How To Create a Publishing Page in SharePoint Online Using CSOM API

I am working on some provisioning code for SharePoint Online, and I needed to create a publishing page.  After some digging into the CSOM API, here is the code for adding a publishing page in SharePoint Online.

image

using (ClientContext ctx = Login(parentURL))
{
     try
     {
         var web = ctx.Web;
         ctx.Load(web);


        PublishingWeb publishingWeb = PublishingWeb.GetPublishingWeb(ctx, web);
         ctx.Load(publishingWeb);


        if (publishingWeb != null)
         {
             string pageLayoutDisplayName = “ArticleLeft”;
             // Get Publishing Page Layouts
             List publishingLayouts = ctx.Site.RootWeb.Lists.GetByTitle(“Master Page Gallery”);
             ListItemCollection allItems = publishingLayouts.GetItems(CamlQuery.CreateAllItemsQuery());


            ctx.Load(allItems, items => items.Include(item => item.DisplayName).Where(obj => obj.DisplayName == pageLayoutDisplayName));
             ctx.ExecuteQuery();


            ListItem layout = allItems.Where(x => x.DisplayName == pageLayoutDisplayName).FirstOrDefault();
             ctx.Load(layout);


            List pages = ctx.Site.RootWeb.Lists.GetByTitle(“Pages”);
            
             PublishingPageInformation publishingPageInfo = new PublishingPageInformation();
             publishingPageInfo.Name = “test.aspx”;
             publishingPageInfo.PageLayoutListItem = layout;
            
             PublishingPage publishingPage = publishingWeb.AddPublishingPage(publishingPageInfo);


            List publishPageParentList = publishingPage.ListItem.ParentList;
             ctx.Load(publishPageParentList, list => list.EnableModeration);
             ctx.ExecuteQuery();


            publishingPage.ListItem[“PublishingPageContent”] = “test”;
             publishingPage.ListItem.Update();
             publishingPage.ListItem.File.CheckIn(string.Empty, CheckinType.MajorCheckIn);
             publishingPage.ListItem.File.Publish(string.Empty);


             if (publishingPage.ListItem.ParentList.EnableModeration)
                 publishingPage.ListItem.File.Approve(string.Empty);


            ctx.Load(publishingPage);
             ctx.Load(publishingPage.ListItem.File, obj => obj.ServerRelativeUrl);
             ctx.ExecuteQuery();


        }

public ClientContext Login(string URL)
         {
             SecureString passWord = new SecureString();
             foreach (char c in Password.ToCharArray()) passWord.AppendChar(c);
             ClientContext tenantContext = new ClientContext(URL);
             tenantContext.Credentials = new SharePointOnlineCredentials(Username, passWord);
             return tenantContext;
         }


A couple key notes for those interested:

  • Publishing pages require a page layout – in this case “ArticleLeft”.  The publishing page object is looking for the actual list item representing the page layout which requires you finding it and providing it.  This is what the first few lines of code are doing – looking up by Display Name the page layout for ArticleLeft.
  • In order to approve a page, content approval has to be turned on in the list.  If it’s not turned on and you run the “publishingPage.ListItem.File.Approve” method it will generate an exception.  You can check for it being turned on using the “EnableModeration” property.
  • Like most properties in CSOM, you have to explicitly load properties.  If you try to access the property and it hasn’t been loaded you will get an exception.  This is what the line “
  • ctx.Load(publishPageParentList, list => list.EnableModeration);” is doing – it’s requesting that property be explicitly loaded.
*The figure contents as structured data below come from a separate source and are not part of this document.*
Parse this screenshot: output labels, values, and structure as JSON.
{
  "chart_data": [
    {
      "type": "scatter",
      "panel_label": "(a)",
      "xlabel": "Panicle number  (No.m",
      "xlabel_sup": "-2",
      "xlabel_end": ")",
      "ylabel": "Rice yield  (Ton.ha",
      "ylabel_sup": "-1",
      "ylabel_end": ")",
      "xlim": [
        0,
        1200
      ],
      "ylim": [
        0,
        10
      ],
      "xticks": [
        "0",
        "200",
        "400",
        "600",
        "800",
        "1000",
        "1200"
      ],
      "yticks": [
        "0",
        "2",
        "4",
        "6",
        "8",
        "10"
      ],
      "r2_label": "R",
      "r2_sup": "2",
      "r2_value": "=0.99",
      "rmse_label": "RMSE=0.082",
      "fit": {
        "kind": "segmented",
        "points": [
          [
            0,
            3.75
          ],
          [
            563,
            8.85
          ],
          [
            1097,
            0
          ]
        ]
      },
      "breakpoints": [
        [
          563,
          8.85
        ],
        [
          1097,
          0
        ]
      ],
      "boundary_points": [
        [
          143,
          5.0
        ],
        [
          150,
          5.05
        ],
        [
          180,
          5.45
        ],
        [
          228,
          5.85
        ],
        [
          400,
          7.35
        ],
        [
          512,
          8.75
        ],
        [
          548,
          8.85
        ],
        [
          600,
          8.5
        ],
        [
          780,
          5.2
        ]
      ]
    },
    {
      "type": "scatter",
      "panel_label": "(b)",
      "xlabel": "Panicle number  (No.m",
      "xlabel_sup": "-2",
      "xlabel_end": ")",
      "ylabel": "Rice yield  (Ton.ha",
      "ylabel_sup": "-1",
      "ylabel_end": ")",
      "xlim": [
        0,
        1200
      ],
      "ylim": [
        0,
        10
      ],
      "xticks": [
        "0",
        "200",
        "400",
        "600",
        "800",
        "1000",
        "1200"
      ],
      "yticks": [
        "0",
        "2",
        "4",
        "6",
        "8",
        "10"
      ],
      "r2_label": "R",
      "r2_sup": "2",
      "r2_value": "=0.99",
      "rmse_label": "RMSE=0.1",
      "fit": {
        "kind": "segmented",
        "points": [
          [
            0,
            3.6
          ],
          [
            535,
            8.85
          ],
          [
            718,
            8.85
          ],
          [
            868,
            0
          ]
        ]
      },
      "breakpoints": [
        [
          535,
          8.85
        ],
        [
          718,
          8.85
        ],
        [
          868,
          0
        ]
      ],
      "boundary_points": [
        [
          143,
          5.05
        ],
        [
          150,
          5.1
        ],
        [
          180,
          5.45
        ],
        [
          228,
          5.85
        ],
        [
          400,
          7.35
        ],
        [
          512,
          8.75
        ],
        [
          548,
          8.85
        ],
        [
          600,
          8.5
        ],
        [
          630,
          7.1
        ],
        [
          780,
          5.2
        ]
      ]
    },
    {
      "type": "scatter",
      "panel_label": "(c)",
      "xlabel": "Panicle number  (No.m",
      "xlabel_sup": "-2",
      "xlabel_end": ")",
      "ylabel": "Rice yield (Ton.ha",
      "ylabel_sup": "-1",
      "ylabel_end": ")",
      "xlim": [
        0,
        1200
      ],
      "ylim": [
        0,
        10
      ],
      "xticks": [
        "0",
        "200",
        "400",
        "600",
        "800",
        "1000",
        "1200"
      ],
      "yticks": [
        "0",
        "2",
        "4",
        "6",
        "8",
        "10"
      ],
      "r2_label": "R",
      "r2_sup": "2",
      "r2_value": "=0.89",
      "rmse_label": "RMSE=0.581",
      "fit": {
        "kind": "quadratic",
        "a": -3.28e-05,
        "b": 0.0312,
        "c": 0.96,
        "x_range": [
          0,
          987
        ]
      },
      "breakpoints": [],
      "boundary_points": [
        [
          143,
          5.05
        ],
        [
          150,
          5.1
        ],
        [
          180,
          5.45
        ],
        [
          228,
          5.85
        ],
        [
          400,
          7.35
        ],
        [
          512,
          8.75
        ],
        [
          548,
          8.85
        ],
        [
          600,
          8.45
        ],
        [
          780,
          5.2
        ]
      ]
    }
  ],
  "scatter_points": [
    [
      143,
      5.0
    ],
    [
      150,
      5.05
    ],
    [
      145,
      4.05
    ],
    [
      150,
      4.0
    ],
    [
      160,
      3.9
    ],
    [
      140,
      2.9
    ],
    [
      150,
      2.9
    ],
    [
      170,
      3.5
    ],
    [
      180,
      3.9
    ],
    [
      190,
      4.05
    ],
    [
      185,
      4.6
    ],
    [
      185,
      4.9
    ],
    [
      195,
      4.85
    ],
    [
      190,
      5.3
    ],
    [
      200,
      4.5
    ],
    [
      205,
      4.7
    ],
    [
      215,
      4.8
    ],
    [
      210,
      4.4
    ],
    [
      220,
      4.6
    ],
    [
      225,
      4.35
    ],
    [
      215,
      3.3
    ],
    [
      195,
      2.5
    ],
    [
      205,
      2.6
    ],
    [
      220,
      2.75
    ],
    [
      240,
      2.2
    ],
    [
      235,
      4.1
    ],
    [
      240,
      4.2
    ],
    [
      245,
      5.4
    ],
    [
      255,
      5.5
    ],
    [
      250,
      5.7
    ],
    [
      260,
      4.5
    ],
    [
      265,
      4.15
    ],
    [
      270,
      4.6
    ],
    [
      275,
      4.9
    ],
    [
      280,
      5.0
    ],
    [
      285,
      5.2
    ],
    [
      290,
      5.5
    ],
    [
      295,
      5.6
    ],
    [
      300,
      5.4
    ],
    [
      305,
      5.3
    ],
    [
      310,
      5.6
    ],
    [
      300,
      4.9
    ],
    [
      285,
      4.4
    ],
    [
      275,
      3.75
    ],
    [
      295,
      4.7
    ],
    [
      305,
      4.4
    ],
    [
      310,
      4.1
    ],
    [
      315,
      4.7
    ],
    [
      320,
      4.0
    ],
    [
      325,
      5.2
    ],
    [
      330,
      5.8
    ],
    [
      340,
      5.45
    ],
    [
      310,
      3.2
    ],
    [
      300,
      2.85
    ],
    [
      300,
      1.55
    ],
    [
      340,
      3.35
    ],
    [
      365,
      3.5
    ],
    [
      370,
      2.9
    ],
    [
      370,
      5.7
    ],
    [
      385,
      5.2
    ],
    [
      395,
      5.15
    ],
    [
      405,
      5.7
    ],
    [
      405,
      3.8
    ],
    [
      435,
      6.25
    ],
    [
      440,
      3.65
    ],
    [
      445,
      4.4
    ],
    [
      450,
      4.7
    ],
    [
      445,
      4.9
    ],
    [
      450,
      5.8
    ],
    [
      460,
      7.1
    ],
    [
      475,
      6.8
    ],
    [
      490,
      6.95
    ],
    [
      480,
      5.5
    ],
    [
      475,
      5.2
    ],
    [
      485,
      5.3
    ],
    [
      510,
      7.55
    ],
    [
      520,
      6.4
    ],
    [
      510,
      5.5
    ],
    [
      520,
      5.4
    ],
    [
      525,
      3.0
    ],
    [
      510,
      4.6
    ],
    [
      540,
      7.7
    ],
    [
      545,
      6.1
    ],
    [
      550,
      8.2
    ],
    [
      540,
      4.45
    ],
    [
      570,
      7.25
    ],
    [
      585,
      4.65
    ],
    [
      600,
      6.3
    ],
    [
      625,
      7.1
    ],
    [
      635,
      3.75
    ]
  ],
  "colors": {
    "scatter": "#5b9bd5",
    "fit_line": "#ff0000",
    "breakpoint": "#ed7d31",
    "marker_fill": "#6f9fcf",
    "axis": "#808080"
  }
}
  • The pagename property is ithe physical name of the page and it has to end in “.aspx” or you will get an exception.
  • Once you have created the page, you can then set the content of the various fields within the page as well.  In this case, I successfully updated the field “PublishingPageContent” (which is the main content box in the ArticleLeft page template) with the string “test”.  This would allow you to inject any content into those boxes.

I haven’t tested it but I expect that this would also work in SharePoint 2013/2016 on premise as well.